OTTAWA — Winnipeg South Centre MP Jim Carr says he’d welcome staying on as a cabinet minister, despite battling a form of blood cancer.
"The prime minister has the big picture; I'm really happy and I feel terrific," Carr told reporters Thursday. "I feel so well-treated, not only by the nurses and the doctors, but by all the goodwill that I'm feeling."
Carr said he’d be open to any role the Prime Minister Justin Trudeau picks for him, based on his background and constituency. The Winnipeg MP has served as minister of natural resources (2015-18) and minister of international trade diversification (2018-19).
The 68-year-old revealed two weeks ago he’d been diagnosed with cancer the day after the Oct. 21 election.
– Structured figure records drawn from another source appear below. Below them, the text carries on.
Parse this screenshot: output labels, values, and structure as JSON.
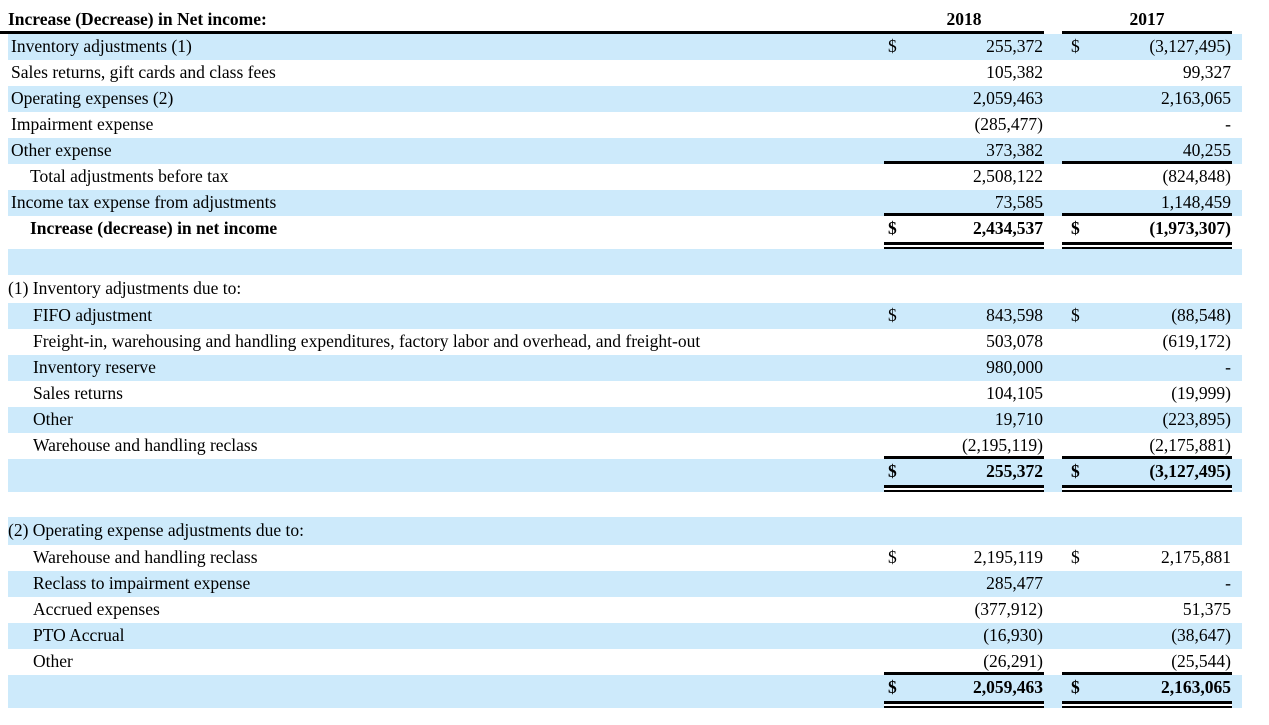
{
  "colors": {
    "stripe_blue": "#cdeafb",
    "rule_black": "#000000"
  },
  "table": {
    "title": "Increase (Decrease) in Net income:",
    "currency_symbol": "$",
    "columns": [
      "2018",
      "2017"
    ],
    "rows": [
      {
        "label": "Inventory adjustments (1)",
        "dollar": true,
        "y2018": "255,372",
        "y2017": "(3,127,495)",
        "stripe": true,
        "indent": "main",
        "rule": "none"
      },
      {
        "label": "Sales returns, gift cards and class fees",
        "y2018": "105,382",
        "y2017": "99,327",
        "stripe": false,
        "indent": "main",
        "rule": "none"
      },
      {
        "label": "Operating expenses (2)",
        "y2018": "2,059,463",
        "y2017": "2,163,065",
        "stripe": true,
        "indent": "main",
        "rule": "none"
      },
      {
        "label": "Impairment expense",
        "y2018": "(285,477)",
        "y2017": "-",
        "stripe": false,
        "indent": "main",
        "rule": "none"
      },
      {
        "label": "Other expense",
        "y2018": "373,382",
        "y2017": "40,255",
        "stripe": true,
        "indent": "main",
        "rule": "single"
      },
      {
        "label": "Total adjustments before tax",
        "y2018": "2,508,122",
        "y2017": "(824,848)",
        "stripe": false,
        "indent": "sub",
        "rule": "none"
      },
      {
        "label": "Income tax expense from adjustments",
        "y2018": "73,585",
        "y2017": "1,148,459",
        "stripe": true,
        "indent": "main",
        "rule": "single"
      },
      {
        "label": "Increase (decrease) in net income",
        "dollar": true,
        "y2018": "2,434,537",
        "y2017": "(1,973,307)",
        "stripe": false,
        "indent": "sub",
        "bold": true,
        "rule": "double",
        "total": true
      },
      {
        "label": "",
        "blank": true,
        "stripe": true,
        "indent": "main",
        "rule": "none"
      },
      {
        "label": "(1) Inventory adjustments due to:",
        "stripe": false,
        "indent": "section",
        "rule": "none",
        "section": true
      },
      {
        "label": "FIFO adjustment",
        "dollar": true,
        "y2018": "843,598",
        "y2017": "(88,548)",
        "stripe": true,
        "indent": "item",
        "rule": "none"
      },
      {
        "label": "Freight-in, warehousing and handling expenditures, factory labor and overhead, and freight-out",
        "y2018": "503,078",
        "y2017": "(619,172)",
        "stripe": false,
        "indent": "item",
        "rule": "none"
      },
      {
        "label": "Inventory reserve",
        "y2018": "980,000",
        "y2017": "-",
        "stripe": true,
        "indent": "item",
        "rule": "none"
      },
      {
        "label": "Sales returns",
        "y2018": "104,105",
        "y2017": "(19,999)",
        "stripe": false,
        "indent": "item",
        "rule": "none"
      },
      {
        "label": "Other",
        "y2018": "19,710",
        "y2017": "(223,895)",
        "stripe": true,
        "indent": "item",
        "rule": "none"
      },
      {
        "label": "Warehouse and handling reclass",
        "y2018": "(2,195,119)",
        "y2017": "(2,175,881)",
        "stripe": false,
        "indent": "item",
        "rule": "single"
      },
      {
        "label": "",
        "dollar": true,
        "y2018": "255,372",
        "y2017": "(3,127,495)",
        "stripe": true,
        "indent": "main",
        "bold": true,
        "rule": "double",
        "total": true
      },
      {
        "label": "",
        "blank": true,
        "stripe": false,
        "indent": "main",
        "rule": "none"
      },
      {
        "label": "(2) Operating expense adjustments due to:",
        "stripe": true,
        "indent": "section",
        "rule": "none",
        "section": true
      },
      {
        "label": "Warehouse and handling reclass",
        "dollar": true,
        "y2018": "2,195,119",
        "y2017": "2,175,881",
        "stripe": false,
        "indent": "item",
        "rule": "none"
      },
      {
        "label": "Reclass to impairment expense",
        "y2018": "285,477",
        "y2017": "-",
        "stripe": true,
        "indent": "item",
        "rule": "none"
      },
      {
        "label": "Accrued expenses",
        "y2018": "(377,912)",
        "y2017": "51,375",
        "stripe": false,
        "indent": "item",
        "rule": "none"
      },
      {
        "label": "PTO Accrual",
        "y2018": "(16,930)",
        "y2017": "(38,647)",
        "stripe": true,
        "indent": "item",
        "rule": "none"
      },
      {
        "label": "Other",
        "y2018": "(26,291)",
        "y2017": "(25,544)",
        "stripe": false,
        "indent": "item",
        "rule": "single"
      },
      {
        "label": "",
        "dollar": true,
        "y2018": "2,059,463",
        "y2017": "2,163,065",
        "stripe": true,
        "indent": "main",
        "bold": true,
        "rule": "double",
        "total": true
      }
    ]
  }
}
That vote ended with the Liberals losing most of their Prairie seats, with Carr the sole remaining cabinet minister from the region.
Carr is undergoing chemotherapy for multiple myeloma, as well as dialysis treatment for related kidney issues.
"I’m just, in my life now, going through a moment where I think it's bringing out that yearning for unity and for civility in politics," Carr said Thursday, heading into the first caucus meeting since the vote.
"There is a time for a nation to come together, and that time is now."
The Liberals lost three of their seven seats previously held in the Manitoba capital. Winnipeg South MP Terry Duguid, who kept his seat, is seen by some Liberals as a possible pick for Trudeau’s cabinet, if the prime minister adds another local or replaces Carr for the Nov. 20 swearing-in.
Duguid chalked up the party’s Winnipeg loses to anxieties related to the resource sector.
"I think we felt some of the effects of what you saw in Alberta and Saskatchewan," he said. "I just really think we have to address western anxieties; western issues."